Dhaka,  Sunday
04 December 2022

The crisis of child labour should put children at the center

Azmi Akter

Published: 13:56, 12 June 2022

Update: 21:07, 26 August 2022

The crisis of child labour should put children at the center

Despite the raft of international and national measures to help combat child labour, it remains prevalent in Bangladesh. On the World Day Against Child Labour, it is an important moment to remind the government, corporate  and civil society of how far we have come, how far we have to go and the action we need to take to eliminate it.

According to National Child labour Survey in Bangladesh (2013), an estimated 3.45 million children engage in some form of work including 1.28 million children engaged in the Worst Forms of Child Labour (WFCL). Based on emerging evidence from the Child Labour: Action-Research-Innovation in South and South-Eastern Asia (CLARISSA) Consortium, there are concerns about child labour in the informal sector, where children have been found undertaking work often without safety measures. This situation has been made worse by the global pandemic that has further pushed production of some goods towards a domestic market and into an unregulated informal sector. 

Bangladesh is committed to eliminate the most exploitative and dangerous forms of child labour and signed the ILO Convention 182. In alignment with the Sustainable Development Goals (SDGs), Bangladesh has a target to eliminate all forms of child labour by 2025. However, despite the fact that the Government of Bangladesh and NGOs have been working for many years to deal with child labour– it is still a huge challenge and child labour is rife throughout the informal sector.

If we are to find innovative and sustainable solutions to the worst forms of child labour in Bangladesh, we must first acknowledge its very existence. Bangladesh is about to become a middle-income country and the Government of Bangladesh is very much concerned that if child labour is found within formal sector it will be a huge defamation for Bangladesh. This is why the government has declared the some export oriented and formal sector free of child labour. The Department of Inspection for Factories and Establishments (DIFE), designated for monitoring child labour is very vigilant in this regard. However, child labour is very much prevalent within the informal sector and supply chains – especially within the leather sector, and requires focus and effort to address it. 

The priority of the government should be about getting children into better and safer work. This requires a focus on better regulation and enforcement beyond the formal sector and large global brands, but a recognition that the most exploitative and dangerous forms of child labour happen in the informal sector. Importantly, we need to understand why businesses require cheaper labour and what drives children into child labour.

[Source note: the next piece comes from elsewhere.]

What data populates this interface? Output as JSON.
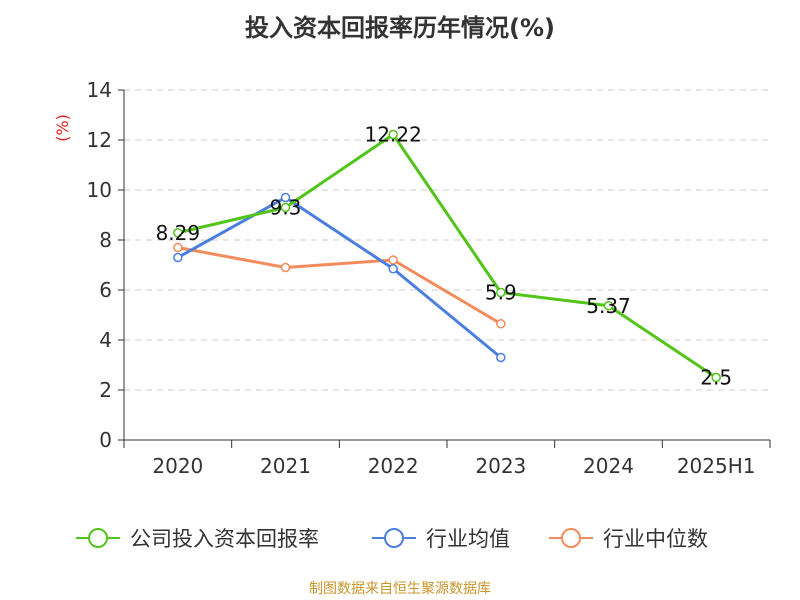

In the shadow of the pandemic, the leather sector is facing huge difficulties and with more children ending up working in the sector than ever. The resultant lockdowns caused the closure of most leather supply chain factories and workplaces for three months in 2020. This left children in the leather sector without work and pushed families into crisis, with reduced income impacting their ability to buy food and pay rent. Even in cases where factory owners did not lay off their entire staff, a large-scale decrease in demand for leather products reduced workloads overall and as such many owners reduced the salaries of those workers still in employment.

This tells us some of the picture, but we need to work with children to understand the complexities and the drivers pushing children into the worst forms of child labour before we can create solutions. The evidence informing decisions and policy must go beyond tired cliches and debunk assumptions. It must highlight the realities of why children are forced to work in dangerous and exploitative environments.

When we listen to children about the realities they face, and ask them to think of solutions, they come up with new ideas that others could never have thought of. Based on emerging evidence on the dynamics of WFCL in the leather supply chain, and in the urban neighbourhoods of Bangladesh, will allow the CLARISSA programme to run targeted, child led, participatory processes and, in turn, to deliver innovations which will increase children’s options to avoid the WFCL.

The author is a Child Rights Activist in Bangladesh. She is currently working as advocacy and communication expert of CLARISSA Program at the Dhaka Ahsania Mission.